We all cherish our children’s future.” –JFK
This morning when I awoke the first person to enter my mind was a four year old boy named,
Angelou. I have never actually met young Angelou in person, but I know him through his grandmother.
Mrs. Prioleau is a Librarian whom I have known for the past eight years.
In those eight years Mrs. Prioleau has played a vital role in my life; she has helped me with all of the community programs (40 programs) I put forth for the city of College Park.
My first program, a film I brought in, “The Girl From Chicago” by Oscar Micheaux…to my last program
MLK DAY Job Fair January 15th 2016.
Over the past eight years Mrs. Prioleau has been my greatest supporter and marketing person as well.
I have grown to love Mrs. Prioleau like one loves a very close family member.
In recent years Mrs. Prioleau has shared with me wonderful stories concerning her highly
intelligent grandson, Angelou.
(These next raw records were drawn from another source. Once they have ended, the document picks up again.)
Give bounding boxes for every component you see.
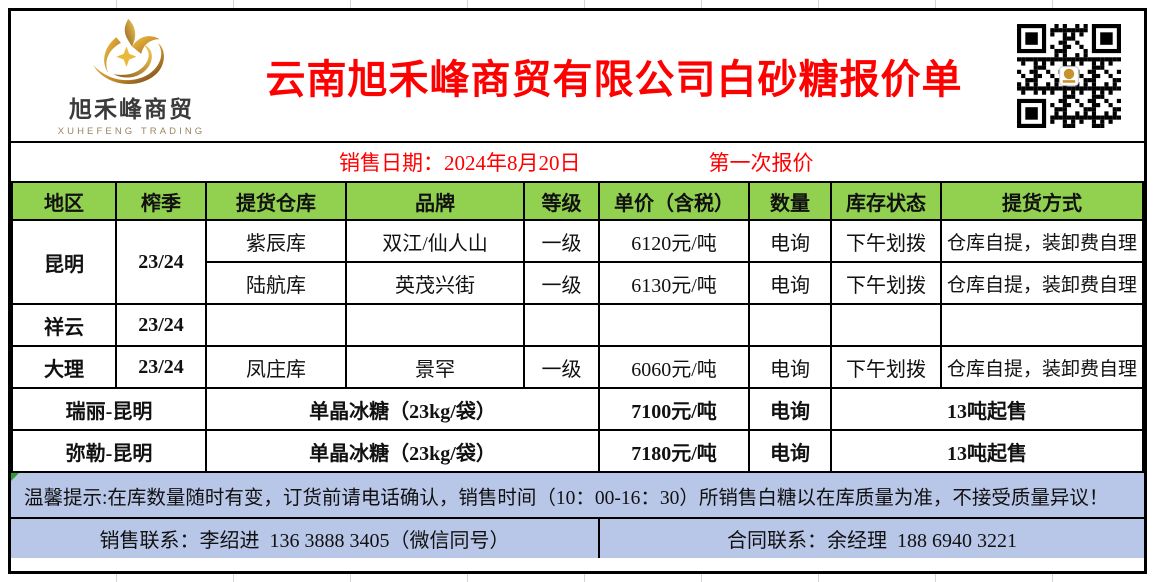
quotation-table-frame: 旭禾峰商贸 XUHEFENG TRADING 云南旭禾峰商贸有限公司白砂糖报价单…: [8, 8, 1147, 574]
table-header-row: 地区 榨季 提货仓库 品牌 等级 单价（含税） 数量 库存状态 提货方式: [11, 181, 1144, 221]
cell-brand: [345, 303, 525, 347]
cell-season: 23/24: [115, 219, 207, 305]
cell-min-sale: 13吨起售: [830, 387, 1144, 431]
cell-season: 23/24: [115, 303, 207, 347]
cell-grade: 一级: [523, 261, 600, 305]
quote-round: 第一次报价: [708, 151, 814, 175]
page-title: 云南旭禾峰商贸有限公司白砂糖报价单: [265, 57, 963, 102]
cell-quantity: 电询: [748, 429, 832, 473]
cell-stock-status: 下午划拨: [830, 219, 942, 263]
company-logo: 旭禾峰商贸 XUHEFENG TRADING: [11, 15, 234, 137]
col-header-season: 榨季: [115, 181, 207, 221]
cell-route: 瑞丽-昆明: [11, 387, 207, 431]
cell-min-sale: 13吨起售: [830, 429, 1144, 473]
excel-corner-flag-icon: [11, 473, 19, 481]
table-row: 大理 23/24 凤庄库 景罕 一级 6060元/吨 电询 下午划拨 仓库自提，…: [11, 345, 1144, 389]
cell-region: 昆明: [11, 219, 117, 305]
table-row: 弥勒-昆明 单晶冰糖（23kg/袋） 7180元/吨 电询 13吨起售: [11, 429, 1144, 473]
col-header-stock-status: 库存状态: [830, 181, 942, 221]
cell-warehouse: 紫辰库: [205, 219, 347, 263]
col-header-grade: 等级: [523, 181, 600, 221]
qr-code: [994, 24, 1144, 128]
cell-stock-status: [830, 303, 942, 347]
table-row: 瑞丽-昆明 单晶冰糖（23kg/袋） 7100元/吨 电询 13吨起售: [11, 387, 1144, 431]
notice-bar: 温馨提示:在库数量随时有变，订货前请电话确认，销售时间（10：00-16：30）…: [11, 473, 1144, 517]
cell-quantity: 电询: [748, 219, 832, 263]
cell-quantity: 电询: [748, 261, 832, 305]
sales-contact: 销售联系：李绍进 136 3888 3405（微信同号）: [11, 519, 600, 558]
company-name-cn: 旭禾峰商贸: [69, 96, 194, 122]
cell-pickup-method: 仓库自提，装卸费自理: [940, 261, 1144, 305]
qr-code-image: [1017, 24, 1121, 128]
cell-region: 大理: [11, 345, 117, 389]
cell-quantity: 电询: [748, 387, 832, 431]
notice-text: 温馨提示:在库数量随时有变，订货前请电话确认，销售时间（10：00-16：30）…: [24, 487, 1109, 509]
cell-warehouse: 陆航库: [205, 261, 347, 305]
sale-date: 销售日期：2024年8月20日: [339, 151, 581, 175]
cell-season: 23/24: [115, 345, 207, 389]
cell-pickup-method: 仓库自提，装卸费自理: [940, 219, 1144, 263]
header-block: 旭禾峰商贸 XUHEFENG TRADING 云南旭禾峰商贸有限公司白砂糖报价单: [11, 11, 1144, 141]
cell-price: 7100元/吨: [598, 387, 750, 431]
cell-price: 6060元/吨: [598, 345, 750, 389]
cell-grade: 一级: [523, 219, 600, 263]
cell-brand: 英茂兴街: [345, 261, 525, 305]
cell-route: 弥勒-昆明: [11, 429, 207, 473]
date-row: 销售日期：2024年8月20日 第一次报价: [11, 141, 1144, 181]
cell-quantity: 电询: [748, 345, 832, 389]
company-name-en: XUHEFENG TRADING: [57, 126, 206, 137]
cell-warehouse: 凤庄库: [205, 345, 347, 389]
cell-warehouse: [205, 303, 347, 347]
col-header-quantity: 数量: [748, 181, 832, 221]
col-header-brand: 品牌: [345, 181, 525, 221]
cell-brand: 景罕: [345, 345, 525, 389]
table-row: 昆明 23/24 紫辰库 双江/仙人山 一级 6120元/吨 电询 下午划拨 仓…: [11, 219, 1144, 305]
table-row: 陆航库 英茂兴街 一级 6130元/吨 电询 下午划拨 仓库自提，装卸费自理: [12, 261, 1144, 305]
cell-grade: [523, 303, 600, 347]
col-header-price: 单价（含税）: [598, 181, 750, 221]
cell-pickup-method: 仓库自提，装卸费自理: [940, 345, 1144, 389]
cell-price: [598, 303, 750, 347]
cell-quantity: [748, 303, 832, 347]
col-header-region: 地区: [11, 181, 117, 221]
cell-product: 单晶冰糖（23kg/袋）: [205, 387, 600, 431]
cell-stock-status: 下午划拨: [830, 261, 942, 305]
cell-product: 单晶冰糖（23kg/袋）: [205, 429, 600, 473]
cell-price: 6130元/吨: [598, 261, 750, 305]
price-table: 地区 榨季 提货仓库 品牌 等级 单价（含税） 数量 库存状态 提货方式 昆明 …: [11, 181, 1144, 473]
cell-price: 6120元/吨: [598, 219, 750, 263]
cell-stock-status: 下午划拨: [830, 345, 942, 389]
cell-region: 祥云: [11, 303, 117, 347]
spreadsheet-gridlines-bottom: [0, 574, 1155, 582]
phoenix-swoosh-logo-icon: [92, 18, 164, 85]
spreadsheet-gridlines-top: [0, 0, 1155, 8]
contract-contact: 合同联系：余经理 188 6940 3221: [727, 530, 1017, 552]
cell-pickup-method: [940, 303, 1144, 347]
col-header-pickup-method: 提货方式: [940, 181, 1144, 221]
cell-brand: 双江/仙人山: [345, 219, 525, 263]
contacts-bar: 销售联系：李绍进 136 3888 3405（微信同号） 合同联系：余经理 18…: [11, 517, 1144, 558]
col-header-warehouse: 提货仓库: [205, 181, 347, 221]
cell-price: 7180元/吨: [598, 429, 750, 473]
cell-grade: 一级: [523, 345, 600, 389]
table-row: 祥云 23/24: [11, 303, 1144, 347]
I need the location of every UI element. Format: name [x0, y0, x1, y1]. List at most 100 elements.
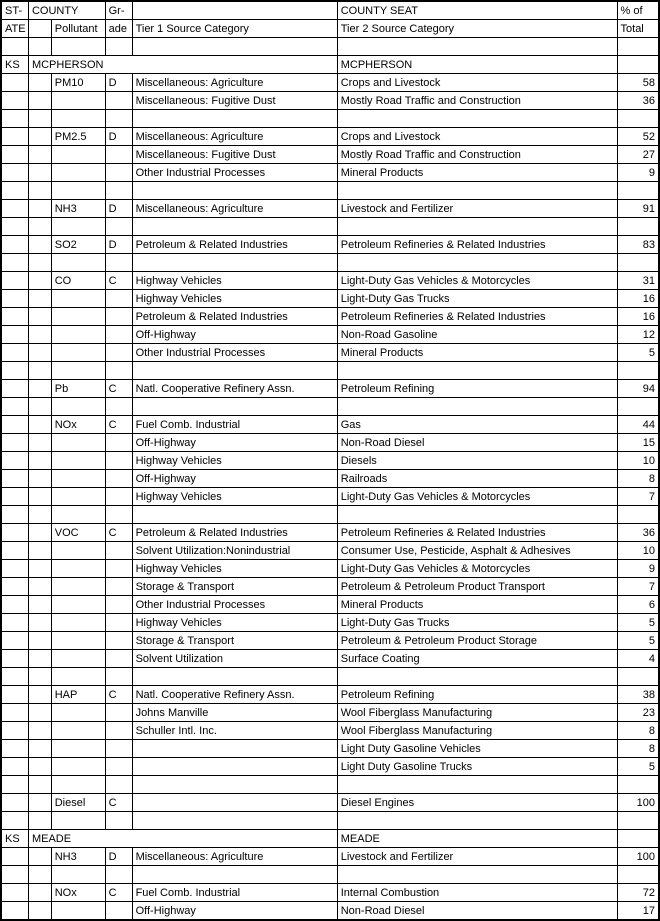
cell-tier2: Livestock and Fertilizer — [337, 848, 617, 866]
cell-pct: 36 — [617, 92, 658, 110]
cell-state — [2, 686, 29, 704]
table-row: Solvent Utilization:NonindustrialConsume… — [2, 542, 659, 560]
cell-state — [2, 866, 29, 884]
cell-sub — [28, 542, 51, 560]
cell-pollutant: SO2 — [51, 236, 105, 254]
cell-state — [2, 848, 29, 866]
cell-pct — [617, 812, 658, 830]
cell-pct: 4 — [617, 650, 658, 668]
header-row-1: ST- COUNTY Gr- COUNTY SEAT % of — [2, 2, 659, 20]
cell-tier2: Crops and Livestock — [337, 128, 617, 146]
cell-grade — [105, 38, 132, 56]
cell-tier1: Petroleum & Related Industries — [132, 308, 337, 326]
cell-sub — [28, 92, 51, 110]
cell-tier1: Miscellaneous: Agriculture — [132, 128, 337, 146]
header-row-2: ATE Pollutant ade Tier 1 Source Category… — [2, 20, 659, 38]
cell-tier1: Off-Highway — [132, 326, 337, 344]
cell-tier2: Light-Duty Gas Trucks — [337, 290, 617, 308]
cell-tier1: Miscellaneous: Fugitive Dust — [132, 146, 337, 164]
table-row: Storage & TransportPetroleum & Petroleum… — [2, 578, 659, 596]
cell-pollutant: HAP — [51, 686, 105, 704]
cell-state — [2, 146, 29, 164]
cell-pct — [617, 56, 658, 74]
cell-tier2: Petroleum Refineries & Related Industrie… — [337, 524, 617, 542]
cell-pct: 5 — [617, 758, 658, 776]
cell-tier1: Johns Manville — [132, 704, 337, 722]
table-row: Off-HighwayNon-Road Gasoline12 — [2, 326, 659, 344]
cell-pct: 100 — [617, 848, 658, 866]
cell-tier2: Non-Road Diesel — [337, 902, 617, 920]
table-row: Miscellaneous: Fugitive DustMostly Road … — [2, 146, 659, 164]
cell-tier1: Petroleum & Related Industries — [132, 524, 337, 542]
table-row — [2, 182, 659, 200]
cell-pct — [617, 668, 658, 686]
cell-pollutant — [51, 326, 105, 344]
cell-pct — [617, 362, 658, 380]
cell-tier1 — [132, 362, 337, 380]
cell-grade — [105, 722, 132, 740]
cell-tier2 — [337, 38, 617, 56]
cell-pct: 16 — [617, 308, 658, 326]
cell-county-name: MCPHERSON — [28, 56, 337, 74]
cell-tier2: Petroleum & Petroleum Product Transport — [337, 578, 617, 596]
cell-tier2: Mostly Road Traffic and Construction — [337, 146, 617, 164]
cell-tier2: Petroleum Refineries & Related Industrie… — [337, 308, 617, 326]
cell-pct: 23 — [617, 704, 658, 722]
cell-tier1 — [132, 38, 337, 56]
table-row: Other Industrial ProcessesMineral Produc… — [2, 596, 659, 614]
cell-tier2: Light Duty Gasoline Trucks — [337, 758, 617, 776]
cell-grade — [105, 704, 132, 722]
cell-grade — [105, 164, 132, 182]
cell-pct: 94 — [617, 380, 658, 398]
cell-state — [2, 254, 29, 272]
cell-sub — [28, 218, 51, 236]
cell-pollutant — [51, 146, 105, 164]
cell-sub — [28, 524, 51, 542]
cell-state — [2, 308, 29, 326]
cell-tier2 — [337, 812, 617, 830]
cell-state: KS — [2, 56, 29, 74]
cell-tier1 — [132, 740, 337, 758]
cell-pct: 7 — [617, 578, 658, 596]
cell-pollutant — [51, 38, 105, 56]
cell-grade: C — [105, 524, 132, 542]
cell-grade — [105, 290, 132, 308]
cell-state — [2, 290, 29, 308]
cell-sub — [28, 362, 51, 380]
cell-state — [2, 902, 29, 920]
cell-tier2: Petroleum & Petroleum Product Storage — [337, 632, 617, 650]
cell-grade — [105, 578, 132, 596]
cell-state — [2, 578, 29, 596]
cell-tier2 — [337, 182, 617, 200]
cell-state — [2, 668, 29, 686]
table-row — [2, 506, 659, 524]
cell-pollutant — [51, 596, 105, 614]
cell-grade: C — [105, 416, 132, 434]
cell-sub — [28, 344, 51, 362]
table-row: PM10DMiscellaneous: AgricultureCrops and… — [2, 74, 659, 92]
table-row: Light Duty Gasoline Vehicles8 — [2, 740, 659, 758]
cell-tier2: Diesel Engines — [337, 794, 617, 812]
table-row: NOxCFuel Comb. IndustrialGas44 — [2, 416, 659, 434]
table-row — [2, 866, 659, 884]
hdr-blank — [28, 20, 51, 38]
cell-grade — [105, 902, 132, 920]
table-row: Off-HighwayNon-Road Diesel15 — [2, 434, 659, 452]
cell-tier1: Highway Vehicles — [132, 452, 337, 470]
cell-pct: 10 — [617, 452, 658, 470]
cell-state — [2, 452, 29, 470]
cell-grade — [105, 488, 132, 506]
cell-state — [2, 200, 29, 218]
cell-grade: C — [105, 686, 132, 704]
table-row: Off-HighwayNon-Road Diesel17 — [2, 902, 659, 920]
cell-state — [2, 884, 29, 902]
cell-tier1: Highway Vehicles — [132, 614, 337, 632]
cell-grade — [105, 182, 132, 200]
cell-pct — [617, 866, 658, 884]
cell-pct: 6 — [617, 596, 658, 614]
cell-state — [2, 776, 29, 794]
cell-tier2: Internal Combustion — [337, 884, 617, 902]
cell-grade: D — [105, 128, 132, 146]
cell-pollutant — [51, 110, 105, 128]
hdr-tier1-2: Tier 1 Source Category — [132, 20, 337, 38]
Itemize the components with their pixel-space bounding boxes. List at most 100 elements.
One day I decided to write Angelou a letter and to my great joy Angelou wrote back to me and our relationship is now one that I cherish.
I have shared a toy plane, children’s books and movies with my dear young friend, but the gift I am most happy to talk about is the poem I shared with Angelou last year. The poem is actually my favorite poem, and I hasten the poem was written by
Dr. Benjamin E. Mays of Morehouse College.
Dr. Mays recited this poem everyday that he taught at Morehouse; Dr. Mays was mentor to
Dr. Martin Luther King Jr. and to my knowledge Dr. Mays has produced more black millionaires
than any other single person in the city of Atlanta. Everyone of those black millionaires can recite this little poem that captures the essence of the spirit of success and responsibility.
I must stop here and go back to my young friend Angelou.
I learned that Angelou’s mother was so taken by this poem that she went out and bought a frame and placed the poem in the frame and it now hangs on the wall of Angelou’s bedroom wall and so Angelou has to read the poem everyday.
It is a poem Dr. Martin Luther King Jr. knew well and now, it is a poem that my four year old friend
Angelou will get to know well too.
ONLY SIXTY SECONDS
Life is just a minute.
Only sixty seconds in it.
Forced upon you can’t refuse it.
Didn’t seek it.
Didn’t choose it.
But it’s up to YOU
to loose it.
Give an account if you abuse it.
Just a tiny little minute…
But eternity is in it.
By Dr. Ben E. Mays
You can watch Oscar Micheaux films @ YouTube.